In the beginning of the patent filing, unearthed by Apple Insider, the Watch maker goes through all possible interface navigation and command types for electronic devices, including buttons, keyboards, mice, trackball, joysticks, touch sensors, touchscreens, and even voice commands and accelerometer commands that result from moving or shaking the device itself.
It then moves to bodily movements, including eye gaze or hand gestures. In addition, movement can be detected by touch and proximity sensors, or even a set of cameras like on the Apple Vision Pro AR/VR headset, as well as by more exotic contraptions like gloves or wand controllers. All of these, it argues, have inherent limitations, from limited detection range, to social acceptability.

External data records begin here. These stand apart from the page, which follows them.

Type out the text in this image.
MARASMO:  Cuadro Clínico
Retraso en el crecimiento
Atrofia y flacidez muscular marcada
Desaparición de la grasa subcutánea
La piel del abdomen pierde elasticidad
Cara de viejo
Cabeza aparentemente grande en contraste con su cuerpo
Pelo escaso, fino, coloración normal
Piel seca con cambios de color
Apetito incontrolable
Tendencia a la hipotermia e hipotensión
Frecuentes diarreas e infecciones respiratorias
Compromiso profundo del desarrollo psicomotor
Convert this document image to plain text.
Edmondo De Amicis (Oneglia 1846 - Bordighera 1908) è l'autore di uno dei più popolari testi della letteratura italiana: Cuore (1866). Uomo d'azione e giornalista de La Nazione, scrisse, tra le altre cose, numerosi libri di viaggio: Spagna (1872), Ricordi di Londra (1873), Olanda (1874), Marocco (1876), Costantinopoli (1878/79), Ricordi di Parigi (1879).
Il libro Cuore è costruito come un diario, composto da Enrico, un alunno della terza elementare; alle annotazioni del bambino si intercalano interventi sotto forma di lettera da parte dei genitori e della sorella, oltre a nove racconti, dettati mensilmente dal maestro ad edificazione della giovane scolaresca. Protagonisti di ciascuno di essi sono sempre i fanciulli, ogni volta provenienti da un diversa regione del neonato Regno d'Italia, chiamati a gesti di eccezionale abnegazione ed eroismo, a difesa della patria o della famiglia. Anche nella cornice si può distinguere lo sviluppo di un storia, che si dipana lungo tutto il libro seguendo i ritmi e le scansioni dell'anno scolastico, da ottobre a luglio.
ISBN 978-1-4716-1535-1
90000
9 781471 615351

Apparently that is why it is now proposing a method for precise and unobtrusive gesture control of the Apple Watch via its attached wristband and electrodes detecting hand motion sequences:
Electrodes that can be formed in a flexible band of a wrist-worn device to detect hand gestures are disclosed. Multiple rows of electrodes can be configured to detect electromyography (EMG) signals produced by activity of muscles and tendons. The band can include removable electrical connections (e.g., pogo pins) to enable the electrode signals to be routed to processing circuitry in the housing of the wrist-worn device. Measurements between signals from the active electrodes and one or more reference electrodes can be obtained to capture EMG signals at a number of locations on the band. The measurement method and mode of operation (lower power coarse detection or higher power fine detection) can determine the location and number of electrodes to be measured. These EMG signals can be processed to identify hand movements and recognize gestures associated with those hand movements.
Apple patent N12056285, August '24
Apple is envisioning all kinds of hand gestures that can be detected by the electrodes in the Watch band and make it react accordingly.
Apple Watch gesture commands patent" | Image credit – Apple
These range from the clutching of fingers to making wave gestures, though we fail to see how would those be less dorky and more subtle than the Double Tap gesture in social circumstances. The Apple Watch accessibility options now allow such gestures to command it anyway. Making a fist could stop the Apple Watch alarm, for instance, and the movement works, as evidenced by its inclusion in the patent filing schematics here.
It remains to be seen if such a gesture control suite aided by electrodes in the Apple Watch band will get wider recognition and acceptance, but at least Apple is trying to make the whole process less dorky and more precise.